А сам Вадим Аркадьевич так и не научился целовать дамам ручки.
- Милая девушка эта Майя Антоновна, - говорил Семченко. - Очень милая... Все ребята очень хорошие. Я, признаться, не ожидал. Мы-то эсперанто над жизнью ставили, а для них он просто жизнь. Как все прочее. Помогает марки собирать - прекрасно. Узнают где-нибудь в Америке про наш город - еще лучше. Или вот венгр одной девушке на эсперанто в любви объяснился. Скажешь, какая любовь на эсперанто? Не-ет, бывает... А я уж думал, конец эсперантизму. В тридцатые годы за него круто взялись!
- Знаю, - сказал Вадим Аркадьевич. - Пустырев меня все уламывал про ваш клуб статью написать. В должном ракурсе.
- И что? Написал?
- Нет.
- А чего? Надо было написать. Движение не оправдало себя, и в те годы все это понимали.
На столе стоял местный сувенир - секретница, сделанная в виде старинной пушки, с двумя горками ядер. Подарок эсперантистов. Опустишь в ствол ядро, и выкатится из-под лафета потайной ящичек. Интересно, подумал Вадим Аркадьевич, что Семченко будет в нем хранить? Что бы он сам прятал в таком ящичке? Разве старые рецепты, которые невестка велит выбрасывать. Наступает старость, и никаких тайн не остается, никаких секретов.
Семченко опустил ядро в пушечный ствол, звякнула пружина, однако потайной ящичек не выкатился: заело что-то в механизме.
- Знаешь, о чем я сегодня подумал? Вот, думаю, приехал сюда, все вспомнил, а теперь умирать пора. Может, для этого только и жил.
- Слушай! - Вадим Аркадьевич налег на стол, качнул его, и ящичек с внезапным хлопком вылетел из-под лафета. - Я тебе тогда письмо принес к эшелону. Помнишь? От кого было?
- От Милашевской. Прислала портрет Казарозы и вырезку из газеты. Некролог... Показать?

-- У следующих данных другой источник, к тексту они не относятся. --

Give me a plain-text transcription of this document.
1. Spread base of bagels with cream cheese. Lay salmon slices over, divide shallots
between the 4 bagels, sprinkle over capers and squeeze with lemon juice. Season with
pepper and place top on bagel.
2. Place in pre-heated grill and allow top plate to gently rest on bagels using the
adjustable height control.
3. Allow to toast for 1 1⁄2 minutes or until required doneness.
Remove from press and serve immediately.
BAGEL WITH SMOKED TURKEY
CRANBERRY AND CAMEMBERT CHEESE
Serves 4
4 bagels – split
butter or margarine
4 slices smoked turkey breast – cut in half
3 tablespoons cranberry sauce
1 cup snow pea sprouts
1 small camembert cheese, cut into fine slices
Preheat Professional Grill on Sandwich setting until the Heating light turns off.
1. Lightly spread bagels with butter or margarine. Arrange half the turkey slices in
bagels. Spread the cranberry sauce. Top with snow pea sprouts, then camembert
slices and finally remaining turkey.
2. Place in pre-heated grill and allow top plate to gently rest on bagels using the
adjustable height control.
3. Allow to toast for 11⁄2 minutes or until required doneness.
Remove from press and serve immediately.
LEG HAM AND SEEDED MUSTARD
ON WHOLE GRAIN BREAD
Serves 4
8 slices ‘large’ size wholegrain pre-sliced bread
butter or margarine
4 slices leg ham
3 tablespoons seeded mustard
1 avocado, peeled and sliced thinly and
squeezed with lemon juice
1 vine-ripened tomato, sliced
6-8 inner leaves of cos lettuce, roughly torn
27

- У тебя с собой? - не поверил Вадим Аркадьевич.
Семченко достал из бумажника фотографию: маленькая женщина, окруженная дикими зверями, стоит в пустыне, держит за кольцо клетку с райской птицей. Провел ногтем по венчику на птичьей головке:
- Это ее голос, ее душа...
- А звери что обозначают?
- Это мы все, - сказал Семченко.
- И ты?
- И я, и Генька Ходырев, и Алферьев, и тот курсант. Вот кто есть кто, не знаю. Хотя можно предположить...

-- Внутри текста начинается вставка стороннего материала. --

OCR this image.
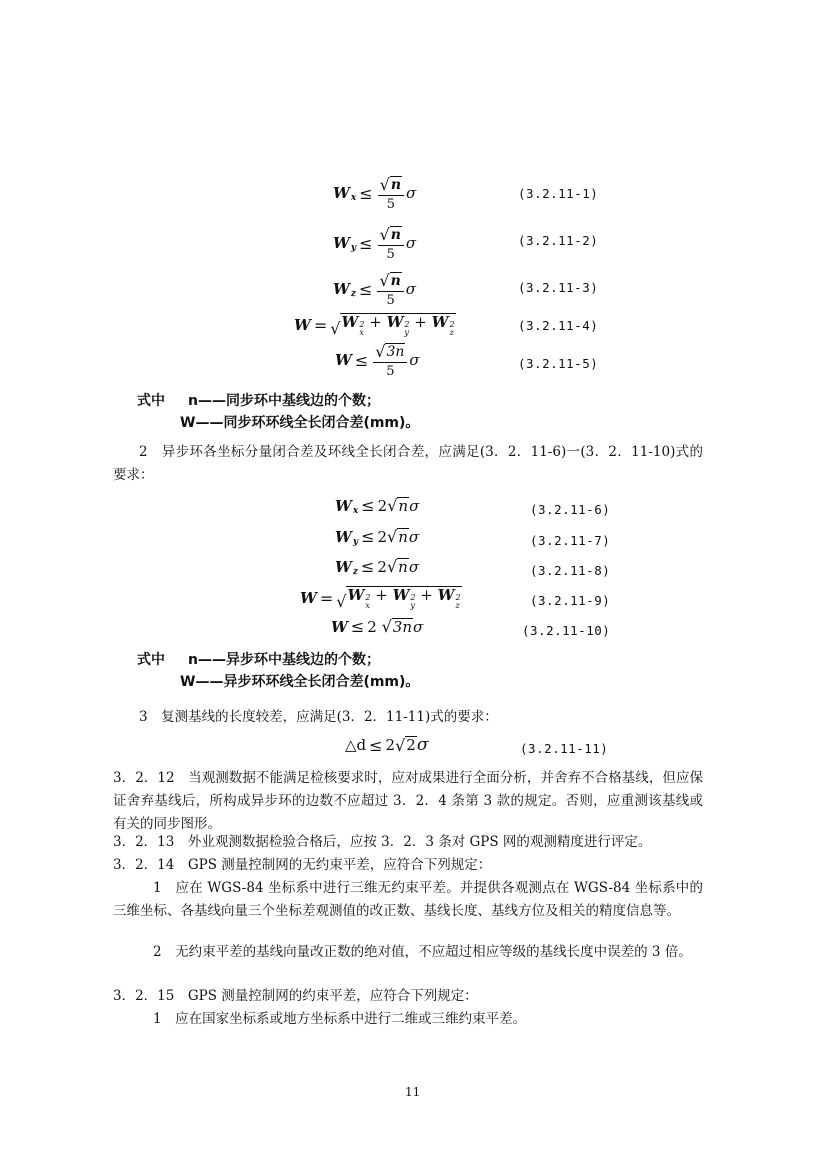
W $x \le \frac{√ n}{5}$ σ	(3.2.11-1)
W $y \le \frac{√ n}{5}$ σ	(3.2.11-2)
W $z \le \frac{√ n}{5}$ σ	(3.2.11-3)
W = √ W 2
x
+ W 2
y
+ W 2
z	(3.2.11-4)
$W \le \frac{√ 3n}{5}$ σ	(3.2.11-5)
式中 n——同步环中基线边的个数；
W——同步环环线全长闭合差(mm)。
2　异步环各坐标分量闭合差及环线全长闭合差，应满足(3．2．11-6)一(3．2．11-10)式的要求：
W x ≤ 2 √ n σ	(3.2.11-6)
W y ≤ 2 √ n σ	(3.2.11-7)
W z ≤ 2 √ n σ	(3.2.11-8)
W = √ W 2
x
+ W 2
y
+ W 2
z	(3.2.11-9)
W ≤ 2
√ 3n σ	(3.2.11-10)
式中 n——异步环中基线边的个数；
W——异步环环线全长闭合差(mm)。
3　复测基线的长度较差，应满足(3．2．11-11)式的要求：
△d ≤ 2 √ 2 σ	(3.2.11-11)
3．2．12　当观测数据不能满足检核要求时，应对成果进行全面分析，并舍弃不合格基线，但应保证舍弃基线后，所构成异步环的边数不应超过 3．2．4 条第 3 款的规定。否则，应重测该基线或有关的同步图形。
3．2．13　外业观测数据检验合格后，应按 3．2．3 条对 GPS 网的观测精度进行评定。
3．2．14　GPS 测量控制网的无约束平差，应符合下列规定：
1　应在 WGS-84 坐标系中进行三维无约束平差。并提供各观测点在 WGS-84 坐标系中的三维坐标、各基线向量三个坐标差观测值的改正数、基线长度、基线方位及相关的精度信息等。
2　无约束平差的基线向量改正数的绝对值，不应超过相应等级的基线长度中误差的 3 倍。
3．2．15　GPS 测量控制网的约束平差，应符合下列规定：
1　应在国家坐标系或地方坐标系中进行二维或三维约束平差。
11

- Я здесь тоже есть? - перебил Вадим Аркадьевич.
- Ты? - Семченко задумался. - Про тебя не знаю. Нет, наверное.
- Любил ее? - спросил Вадим Аркадьевич и пожалел, что спросил. Зачем спрашивать? Горло перехватило от забытой нежности к этому человеку, который до сих пор ищет себя среди слонов и единорогов, окружавших некогда маленькую женщину с клеткой в руке.
Он достал фотографию Нади, положил на стол. Семченко придвинул ее ближе к себе, и возникло странное чувство перевернутой жизни - будто она вся еще впереди, и сами они не старики, а мальчишки, новобранцы, хвастающие друг перед другом карточками своих девчонок. Вечерний свет за окном, две фотографии на столе - две женщины, четыре судьбы.

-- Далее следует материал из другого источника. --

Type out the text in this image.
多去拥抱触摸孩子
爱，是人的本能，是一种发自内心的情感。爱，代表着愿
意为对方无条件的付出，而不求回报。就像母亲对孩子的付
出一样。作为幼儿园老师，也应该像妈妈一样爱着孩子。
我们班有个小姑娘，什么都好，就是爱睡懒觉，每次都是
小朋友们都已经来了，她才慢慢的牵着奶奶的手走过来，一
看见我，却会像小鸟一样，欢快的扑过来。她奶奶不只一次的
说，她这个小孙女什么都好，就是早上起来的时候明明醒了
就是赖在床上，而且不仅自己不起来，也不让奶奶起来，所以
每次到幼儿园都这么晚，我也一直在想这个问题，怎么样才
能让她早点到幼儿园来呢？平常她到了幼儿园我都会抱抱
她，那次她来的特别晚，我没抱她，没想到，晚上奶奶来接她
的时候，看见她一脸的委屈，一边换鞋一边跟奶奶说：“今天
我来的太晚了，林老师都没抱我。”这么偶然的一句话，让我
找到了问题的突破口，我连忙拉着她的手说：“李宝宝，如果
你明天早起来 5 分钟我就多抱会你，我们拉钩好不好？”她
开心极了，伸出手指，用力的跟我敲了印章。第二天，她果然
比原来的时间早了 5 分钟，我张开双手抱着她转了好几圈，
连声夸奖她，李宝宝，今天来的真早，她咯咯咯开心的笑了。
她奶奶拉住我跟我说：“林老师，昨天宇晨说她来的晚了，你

Семченко бережно извлек из бумажника серо-желтую от ветхости газетную вырезку: сгибы проклеены полосками прозрачной пленки, буквы наполовину стерлись, края измахрились, и черная черта вокруг текста расползлась, будто не напечатана, а процарапана.
"Вдали от Петрограда, на сцене провинциального клуба, нелепо и страшно оборвалась жизнь Зинаиды, Георгиевны Казарозы-Шершневой, актрисы, и певицы...
Что можно занести в ее послужной список? Немногое, казалось бы. Несколько ролей, несколько песенок, две-три случайные пластинки - дань моде, и все. Но если мы помним эти роли, эти песни, помним ее мгновенно блеснувшую и угасшую славу, то было, видимо, и другое. Казароза была наделена тем, что можно назвать абсолютным слухом в искусстве. Она могла снести все, кроме неверности тона.